Darum, einen attraktiven Markt zu schützen, muss es auch in der nach wie vor offenen Frage der Ausnahmen für konventionelles Saatgut oder Tiere gehen. Eine ökologische Züchtung kommt nur in Gang, wenn die Ausnahmeerlaubnis, billigere konventionelle Alternativen zu nutzen, zeitlich begrenzt wird. Der Übergang muss endlich auch als Übergang gestaltet werden - nicht wie bisher als Dauerlösung. Dafür ist ebenfalls wichtig, dass die Forderung des Parlamentes nach einer eigenständigen Regelung der Sortenzulassung und Handelbarkeit von Ökosorten Eingang in die neue EU-Öko-Verordnung findet. Auch will das Parlament - entgegen der Haltung der deutschen Ministerial- und Verbandsvertreter - betriebliche Bestandsobergrenzen für Biohöfe einführen. Und ein letzter noch strittiger Punkt betrifft schließlich die Frage, wie viel weiter die Industrialisierung des Öko-Unterglasanbaus noch vorangetrieben werden soll. Das Parlament will zumindest einen Rest von Ökoprinzipien wie Fruchtfolgen und Bodenbindung retten, einzelne Mitgliedsländer - allen voran z. B. Spanien als Haupt-Bio-Unterglas-Exporteur - wünschen sich Lockerungen und die Kommission ist hier, offenbar aufgrund ihres handelspolitischen Wunsches sich den US-amerikanischen Standards anzugleichen, nicht so ökoprinzipientreu wie in anderen Fragen. Es bedarf also noch einiger weiterer Anstrengungen, um am Ende eine vernünftige EU-Ökoverordnung zu bekommen.
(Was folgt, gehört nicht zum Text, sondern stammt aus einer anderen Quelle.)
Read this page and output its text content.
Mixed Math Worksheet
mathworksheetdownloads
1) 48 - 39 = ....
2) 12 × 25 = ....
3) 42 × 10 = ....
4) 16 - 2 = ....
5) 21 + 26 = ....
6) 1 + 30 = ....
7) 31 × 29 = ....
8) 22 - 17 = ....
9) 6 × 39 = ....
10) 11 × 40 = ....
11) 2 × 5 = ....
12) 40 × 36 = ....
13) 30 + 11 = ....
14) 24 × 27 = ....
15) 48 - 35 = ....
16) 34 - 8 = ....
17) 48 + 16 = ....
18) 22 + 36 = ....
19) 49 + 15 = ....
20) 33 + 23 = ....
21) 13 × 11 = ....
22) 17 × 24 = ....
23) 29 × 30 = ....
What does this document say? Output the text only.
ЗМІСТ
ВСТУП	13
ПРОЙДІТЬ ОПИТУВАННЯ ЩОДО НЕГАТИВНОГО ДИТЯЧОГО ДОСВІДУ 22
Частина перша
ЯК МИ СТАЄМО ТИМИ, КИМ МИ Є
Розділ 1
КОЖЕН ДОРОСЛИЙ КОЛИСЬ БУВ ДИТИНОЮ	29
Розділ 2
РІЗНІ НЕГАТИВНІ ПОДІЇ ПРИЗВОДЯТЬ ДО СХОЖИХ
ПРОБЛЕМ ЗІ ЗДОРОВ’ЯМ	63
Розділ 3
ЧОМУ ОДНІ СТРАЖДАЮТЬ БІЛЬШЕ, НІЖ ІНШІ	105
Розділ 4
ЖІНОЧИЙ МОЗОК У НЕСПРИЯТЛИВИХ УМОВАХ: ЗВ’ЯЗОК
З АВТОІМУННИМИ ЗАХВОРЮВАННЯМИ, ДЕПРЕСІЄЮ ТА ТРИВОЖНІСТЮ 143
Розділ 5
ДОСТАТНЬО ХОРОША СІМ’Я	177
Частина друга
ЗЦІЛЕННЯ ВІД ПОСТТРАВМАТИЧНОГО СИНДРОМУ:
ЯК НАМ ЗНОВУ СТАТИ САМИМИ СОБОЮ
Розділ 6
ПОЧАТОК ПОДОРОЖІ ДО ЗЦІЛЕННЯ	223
Sich diesen zu verweigern ist keine wirkliche Option.

*

Quelle:
Unabhängige Bauernstimme, Nr. 406 - Januar 2017, S. 5
Herausgeber: Arbeitsgemeinschaft bäuerliche Landwirtschaft - Bauernblatt e.V.
Bahnhofstr. 31, 59065 Hamm
Telefon: 02381/490 22 20, Fax: 02381/49 22 21
E-Mail: redaktion@bauernstimme.de
Internet: www.bauernstimme.de
 
Erscheinungsweise: monatlich (11 x jährlich)
Einzelausgabe: 3,45 Euro
Abonnementpreis: 41,40 Euro jährlich
(verbilligt auf Antrag 30,00 Euro jährlich)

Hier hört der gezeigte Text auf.